An unlooked-for spark of hope kindled in the black ashes of Con’s fancy. Each new idea that blew through his thoughts, coaxed it to burn hotter and brighter.
“We’ll pit two teams against one another to see who can fetch water the fastest.” He hoped his enthusiasm would communicate itself to the children. “Bryn and Myfanwy against Davy and me. What do you say?”
Davy’s small nose wrinkled. “It sounds a queer sort of game to me.”
“It might be good fun all the same.” Bryn shot Con a probing glance, as though he guessed this was more than a game, but could not fathom what.
“Go!” Myfanwy snatched a wooden bucket from the floor and sprinted off to the well.
The boys ran after her, and Pwyll scampered behind them barking like mad.
“Hurry, Con!” Davy called back over
his shoulder.
“Coming.” Con swept one more glance around the washhouse as he hefted a bucket.
Perhaps he stood a chance with Enid tonight after all…however slender.
Chapter Fifteen
If Con ap Ifan thought he stood a chance with her tonight, the man was fooling himself! That grim conviction ran through Enid’s mind as she poured mead for Lord Macsen and his men prior to the evening meal.

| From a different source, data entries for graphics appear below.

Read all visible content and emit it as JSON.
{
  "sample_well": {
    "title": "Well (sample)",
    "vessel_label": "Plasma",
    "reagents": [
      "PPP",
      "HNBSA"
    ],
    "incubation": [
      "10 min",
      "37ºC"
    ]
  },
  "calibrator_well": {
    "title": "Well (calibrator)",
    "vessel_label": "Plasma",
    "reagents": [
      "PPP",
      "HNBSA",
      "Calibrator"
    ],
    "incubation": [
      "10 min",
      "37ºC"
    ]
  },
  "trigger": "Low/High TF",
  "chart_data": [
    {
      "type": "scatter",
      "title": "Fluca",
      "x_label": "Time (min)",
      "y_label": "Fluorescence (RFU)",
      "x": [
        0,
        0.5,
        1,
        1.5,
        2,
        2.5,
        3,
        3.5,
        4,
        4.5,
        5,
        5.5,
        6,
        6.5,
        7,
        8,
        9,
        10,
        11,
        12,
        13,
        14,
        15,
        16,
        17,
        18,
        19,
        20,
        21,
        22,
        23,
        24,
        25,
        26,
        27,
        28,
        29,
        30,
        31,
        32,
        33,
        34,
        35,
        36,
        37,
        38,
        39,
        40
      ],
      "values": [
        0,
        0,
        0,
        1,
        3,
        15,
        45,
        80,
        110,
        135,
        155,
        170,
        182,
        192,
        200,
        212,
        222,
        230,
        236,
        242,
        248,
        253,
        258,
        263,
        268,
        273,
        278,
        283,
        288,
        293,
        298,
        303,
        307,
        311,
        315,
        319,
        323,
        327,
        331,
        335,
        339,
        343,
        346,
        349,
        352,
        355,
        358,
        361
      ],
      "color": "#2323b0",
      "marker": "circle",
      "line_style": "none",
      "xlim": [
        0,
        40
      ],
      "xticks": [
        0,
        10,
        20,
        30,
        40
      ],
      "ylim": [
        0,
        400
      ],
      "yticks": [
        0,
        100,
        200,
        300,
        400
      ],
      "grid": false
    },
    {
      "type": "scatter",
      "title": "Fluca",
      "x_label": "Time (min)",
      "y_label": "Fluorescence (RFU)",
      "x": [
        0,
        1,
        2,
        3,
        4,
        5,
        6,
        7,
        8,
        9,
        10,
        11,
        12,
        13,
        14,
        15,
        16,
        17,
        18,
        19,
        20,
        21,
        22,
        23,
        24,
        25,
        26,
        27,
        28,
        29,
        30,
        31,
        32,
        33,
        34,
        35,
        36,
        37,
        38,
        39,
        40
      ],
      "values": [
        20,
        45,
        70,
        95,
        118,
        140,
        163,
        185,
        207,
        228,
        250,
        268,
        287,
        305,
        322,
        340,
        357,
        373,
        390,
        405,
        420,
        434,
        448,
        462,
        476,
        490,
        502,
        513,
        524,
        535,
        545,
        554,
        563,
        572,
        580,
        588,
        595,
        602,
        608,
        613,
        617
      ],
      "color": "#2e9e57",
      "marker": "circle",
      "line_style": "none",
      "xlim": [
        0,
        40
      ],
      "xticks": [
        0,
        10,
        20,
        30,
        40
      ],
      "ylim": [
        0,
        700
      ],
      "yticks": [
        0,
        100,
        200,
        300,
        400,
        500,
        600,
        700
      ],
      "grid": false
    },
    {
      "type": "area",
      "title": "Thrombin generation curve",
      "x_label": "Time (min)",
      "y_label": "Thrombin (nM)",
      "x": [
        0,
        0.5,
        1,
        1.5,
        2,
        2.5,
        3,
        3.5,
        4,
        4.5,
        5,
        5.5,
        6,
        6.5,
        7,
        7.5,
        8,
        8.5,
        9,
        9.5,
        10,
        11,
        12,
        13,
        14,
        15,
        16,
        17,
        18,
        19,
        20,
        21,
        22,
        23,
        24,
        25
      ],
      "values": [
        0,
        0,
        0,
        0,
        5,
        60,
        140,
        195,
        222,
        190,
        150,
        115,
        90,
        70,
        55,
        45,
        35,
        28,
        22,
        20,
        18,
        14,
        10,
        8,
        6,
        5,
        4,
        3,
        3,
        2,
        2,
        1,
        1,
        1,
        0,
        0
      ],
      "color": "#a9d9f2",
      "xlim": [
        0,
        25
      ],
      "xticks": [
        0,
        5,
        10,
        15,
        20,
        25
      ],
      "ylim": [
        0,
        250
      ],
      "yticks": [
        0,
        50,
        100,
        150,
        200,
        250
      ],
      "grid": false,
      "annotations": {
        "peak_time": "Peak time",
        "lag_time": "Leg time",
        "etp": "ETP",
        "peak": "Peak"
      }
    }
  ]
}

True, Con still made her burn for him the way she had as a girl. But she was many years past girlhood, with many scars on her heart to prove it. Both the oldest and the most recent of those wounds had been inflicted by the same arrogant fellow who believed himself capable of seducing her before the sun rose tomorrow morning.
Let him try!
Lord Macsen took a deep draft of the amber liquid in his cup, then nodded in approval. After another drink, he glanced around the crowded hall.
“Will our bard honor us with his presence tonight?” One full, black brow rose and the dark eyes beneath seemed to pierce Enid’s placid surface, to the turbulent depths beneath. “Good mead and good music go together…like a well-matched bride and groom. Who knows but the drink may even put my feet in a humor for dancing?”
“No doubt he’ll turn up when the fancy takes him, my lord.” Enid struggled to maintain a tone of cheerful indifference to Con’s comings and goings. “I’ve never known him to miss a meal if he could help it. We won’t wait the feast on him, that’s certain.”
Where had Con got to and what was he up to? A welcome sense of annoyance nagged at Enid. She added it to the stout bastion of suspicion, fear and old festering grievances already ranged around her heart. She knew Con and herself well enough to realize she’d need every possible defense tonight against the battering ram of his charm.
Fortunately she’d have time as her ally, for it always favored the patient…or the stubborn.
As she threaded her way through the crowded hall, dispensing the mead with a liberal hand, Enid gradually noticed an absence that bothered her far more than Con’s.